6. The on-orbit micro space debris impact measurement probe of claim 4, wherein the charge amplification feedback circuit comprises a field effect transistor Q1, a triode Q2, an operational amplifier U1A, a capacitor C2, a capacitor C5, a capacitor C6, a capacitor C7, a capacitor C8, a resistor C9, a resistor R4, a resistor R5, a resistor R6, a resistor R8, a resistor R9, a resistor R10, a resistor R12;

the grid of the field effect transistor Q1 is the input end of the charge amplification feedback circuit, the source of the field effect transistor Q1 is grounded, the drain of the field effect transistor Q1 is connected with the base of the transistor Q2 and the resistor R2, the resistor R2 is connected in series with the resistor R2 to the positive power supply terminal VD 2, the node between the resistor R2 and the resistor R2 is grounded through the capacitors C2 and C2 connected in parallel, the collector of the transistor Q2 is grounded through the capacitor C2, the resistor R2 is connected in series with the resistor R2 to the positive power supply terminal VD 2, the emitter of the transistor Q2 is connected with one end of the resistor R2 and the positive input terminal of the operational amplifier U1 2, the other end of the resistor R2 is grounded, the positive terminal of the operational amplifier U1 2 is connected in parallel with the resistor R2 and the resistor R2, the resistor R2 is grounded, the other end of the resistor R2 is connected with the positive terminal of the operational amplifier U1 and the operational amplifier U2 is grounded through the capacitor C2, the power supply negative terminal of the operational amplifier U1A is grounded through a capacitor C8, and is connected with the power supply negative terminal VE1 through a resistor R12, the output terminal of the operational amplifier U1A is the output terminal of the charge amplification feedback circuit, and the output terminal of the operational amplifier U1A is fed back to the gate of the field effect transistor Q1 through the resistor R11 and the capacitor C9 which are connected in parallel.
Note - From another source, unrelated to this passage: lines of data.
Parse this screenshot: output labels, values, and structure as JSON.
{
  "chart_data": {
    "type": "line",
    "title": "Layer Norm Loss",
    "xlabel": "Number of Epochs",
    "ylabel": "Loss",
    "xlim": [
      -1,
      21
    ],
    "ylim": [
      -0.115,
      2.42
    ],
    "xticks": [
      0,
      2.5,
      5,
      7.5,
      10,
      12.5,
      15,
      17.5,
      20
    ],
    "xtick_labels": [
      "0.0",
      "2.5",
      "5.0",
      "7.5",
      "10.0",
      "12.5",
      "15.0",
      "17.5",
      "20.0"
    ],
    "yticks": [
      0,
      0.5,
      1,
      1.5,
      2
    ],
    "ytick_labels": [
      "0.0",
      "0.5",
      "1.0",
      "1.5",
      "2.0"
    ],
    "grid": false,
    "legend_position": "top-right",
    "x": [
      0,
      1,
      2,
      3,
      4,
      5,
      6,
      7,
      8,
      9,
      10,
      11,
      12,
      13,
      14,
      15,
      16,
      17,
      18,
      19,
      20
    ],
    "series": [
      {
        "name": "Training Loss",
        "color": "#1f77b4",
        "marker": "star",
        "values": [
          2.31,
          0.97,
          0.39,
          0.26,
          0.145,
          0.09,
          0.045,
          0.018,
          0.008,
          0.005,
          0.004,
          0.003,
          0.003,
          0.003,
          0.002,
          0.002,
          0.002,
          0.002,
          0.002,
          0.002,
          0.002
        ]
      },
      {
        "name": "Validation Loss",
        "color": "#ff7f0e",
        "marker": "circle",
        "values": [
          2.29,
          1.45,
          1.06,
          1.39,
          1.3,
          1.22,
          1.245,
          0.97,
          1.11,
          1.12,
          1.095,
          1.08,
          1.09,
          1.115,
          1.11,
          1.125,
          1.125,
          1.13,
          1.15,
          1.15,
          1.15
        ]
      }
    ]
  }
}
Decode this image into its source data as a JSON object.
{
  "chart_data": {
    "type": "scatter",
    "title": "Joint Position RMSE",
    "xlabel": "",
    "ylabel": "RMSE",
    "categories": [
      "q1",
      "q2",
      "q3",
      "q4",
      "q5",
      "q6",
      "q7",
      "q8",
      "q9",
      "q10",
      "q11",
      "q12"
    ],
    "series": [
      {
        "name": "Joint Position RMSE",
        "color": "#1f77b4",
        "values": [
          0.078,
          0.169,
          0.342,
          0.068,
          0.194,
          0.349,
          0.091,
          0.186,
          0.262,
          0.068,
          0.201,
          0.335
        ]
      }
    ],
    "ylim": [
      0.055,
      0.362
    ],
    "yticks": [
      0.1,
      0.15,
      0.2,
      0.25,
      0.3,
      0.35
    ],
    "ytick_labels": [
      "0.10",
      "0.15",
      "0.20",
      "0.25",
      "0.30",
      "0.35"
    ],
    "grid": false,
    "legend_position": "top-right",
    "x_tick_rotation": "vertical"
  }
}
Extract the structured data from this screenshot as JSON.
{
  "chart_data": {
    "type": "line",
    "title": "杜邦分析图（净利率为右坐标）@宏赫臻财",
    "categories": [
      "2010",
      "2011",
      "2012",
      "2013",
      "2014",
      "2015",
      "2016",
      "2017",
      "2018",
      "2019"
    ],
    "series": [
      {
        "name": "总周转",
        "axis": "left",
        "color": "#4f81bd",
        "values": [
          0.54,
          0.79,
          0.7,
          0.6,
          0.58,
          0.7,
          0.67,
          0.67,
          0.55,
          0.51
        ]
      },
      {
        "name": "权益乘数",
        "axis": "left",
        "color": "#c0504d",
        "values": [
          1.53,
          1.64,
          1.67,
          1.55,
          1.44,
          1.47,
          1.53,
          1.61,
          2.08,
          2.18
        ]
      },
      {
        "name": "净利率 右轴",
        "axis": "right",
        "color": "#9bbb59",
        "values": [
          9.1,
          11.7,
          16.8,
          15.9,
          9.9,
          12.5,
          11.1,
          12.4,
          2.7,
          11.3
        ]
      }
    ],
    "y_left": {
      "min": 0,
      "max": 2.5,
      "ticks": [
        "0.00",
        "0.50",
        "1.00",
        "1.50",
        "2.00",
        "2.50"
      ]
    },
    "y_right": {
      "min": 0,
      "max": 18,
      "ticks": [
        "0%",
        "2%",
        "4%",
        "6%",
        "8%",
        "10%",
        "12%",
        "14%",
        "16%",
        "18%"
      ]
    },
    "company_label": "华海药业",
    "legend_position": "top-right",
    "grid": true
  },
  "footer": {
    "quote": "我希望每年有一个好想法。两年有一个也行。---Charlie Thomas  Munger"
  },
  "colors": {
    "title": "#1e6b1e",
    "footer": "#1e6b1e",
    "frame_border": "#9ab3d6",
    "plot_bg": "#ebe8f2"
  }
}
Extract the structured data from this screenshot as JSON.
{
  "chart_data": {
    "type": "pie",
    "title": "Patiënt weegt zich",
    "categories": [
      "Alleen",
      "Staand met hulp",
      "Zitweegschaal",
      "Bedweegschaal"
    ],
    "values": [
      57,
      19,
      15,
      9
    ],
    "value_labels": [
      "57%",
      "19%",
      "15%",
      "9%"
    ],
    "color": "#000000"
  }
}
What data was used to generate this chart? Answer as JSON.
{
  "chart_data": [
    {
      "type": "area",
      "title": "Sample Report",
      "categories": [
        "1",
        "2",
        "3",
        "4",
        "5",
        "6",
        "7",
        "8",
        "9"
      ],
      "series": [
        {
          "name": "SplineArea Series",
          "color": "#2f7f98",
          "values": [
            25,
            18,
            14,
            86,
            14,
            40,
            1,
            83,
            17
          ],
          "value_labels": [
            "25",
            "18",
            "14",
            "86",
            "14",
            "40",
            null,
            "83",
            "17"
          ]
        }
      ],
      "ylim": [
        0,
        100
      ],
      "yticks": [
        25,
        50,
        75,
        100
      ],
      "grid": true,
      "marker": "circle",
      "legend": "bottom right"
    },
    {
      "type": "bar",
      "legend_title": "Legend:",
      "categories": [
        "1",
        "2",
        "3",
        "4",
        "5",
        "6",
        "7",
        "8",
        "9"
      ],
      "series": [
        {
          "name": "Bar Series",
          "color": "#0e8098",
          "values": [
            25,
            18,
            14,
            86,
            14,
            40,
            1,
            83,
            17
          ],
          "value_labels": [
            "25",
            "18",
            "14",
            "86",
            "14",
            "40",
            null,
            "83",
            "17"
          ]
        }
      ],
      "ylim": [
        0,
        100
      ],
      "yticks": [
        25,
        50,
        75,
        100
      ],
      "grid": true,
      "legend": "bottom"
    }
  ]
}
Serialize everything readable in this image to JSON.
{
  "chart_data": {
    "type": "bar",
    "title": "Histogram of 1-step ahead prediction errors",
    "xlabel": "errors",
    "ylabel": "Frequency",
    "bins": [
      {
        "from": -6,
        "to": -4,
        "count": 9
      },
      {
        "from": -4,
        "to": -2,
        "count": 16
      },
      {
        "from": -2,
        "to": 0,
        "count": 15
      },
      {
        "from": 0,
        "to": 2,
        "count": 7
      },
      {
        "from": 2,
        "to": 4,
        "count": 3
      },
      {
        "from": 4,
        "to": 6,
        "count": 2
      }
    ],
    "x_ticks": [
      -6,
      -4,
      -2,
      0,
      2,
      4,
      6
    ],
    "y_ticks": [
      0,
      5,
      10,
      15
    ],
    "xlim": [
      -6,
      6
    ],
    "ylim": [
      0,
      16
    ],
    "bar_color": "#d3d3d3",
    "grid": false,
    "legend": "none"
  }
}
7. The on-orbit micro space debris impact measurement probe according to claim 4, wherein the voltage amplifying circuit comprises an operational amplifier U2A, a capacitor C10, a resistor R13, R14 and R15;

8. The on-orbit micro space debris impact measurement probe according to claim 4, wherein the output circuit comprises a resistor R16, a resistor R17, a resistor R18 and a capacitor C11;

9. An in-orbit micro space debris impact measurement probe according to claim 1, wherein the distance d1 between two adjacent front film collecting electrodes (3) and the distance d2 between two adjacent rear film collecting electrodes (3) are determined by the following formula:

d1＝d2≤D/20。

10. an in-orbit micro space debris impact measurement method based on the measurement probe of claim 1, which is characterized by comprising the following steps:

(1) acquiring charge signals collected by M front film collecting electrodes (3) and charge signals collected by N rear film collecting electrodes (4);

(2) amplifying the charge signals collected by the M front film collecting electrodes (3) by a front film charge amplifier (5) respectively to obtain M front film voltage pulse signals; amplifying the charge signals collected by the N rear film collecting electrodes (3) by a rear film charge amplifier (6) respectively to obtain N rear film voltage pulse signals;

(3) after carrying out OR operation on the M front film voltage pulse signals, obtaining a front film impact signal which is a counter starting signal; after carrying out OR operation on the N rear film voltage pulse signals, obtaining a rear film impact signal which is a counter stop signal; the time difference T is measured by a counter start signal and a counter stop signal_f；

(5) measuring the time difference between the front film impact signal and the rear film impact signal, and calculating the speed v of impacting the tiny fragments according to the time difference and the interval D between the front film (1) and the rear film (2);

Q＝m^αv^β

wherein alpha isIs a mass index and beta is a velocity index, and can be obtained by a ground high-speed particle impact film test, V_pThe velocity of the incident micro space debris is measured by time-of-flight method.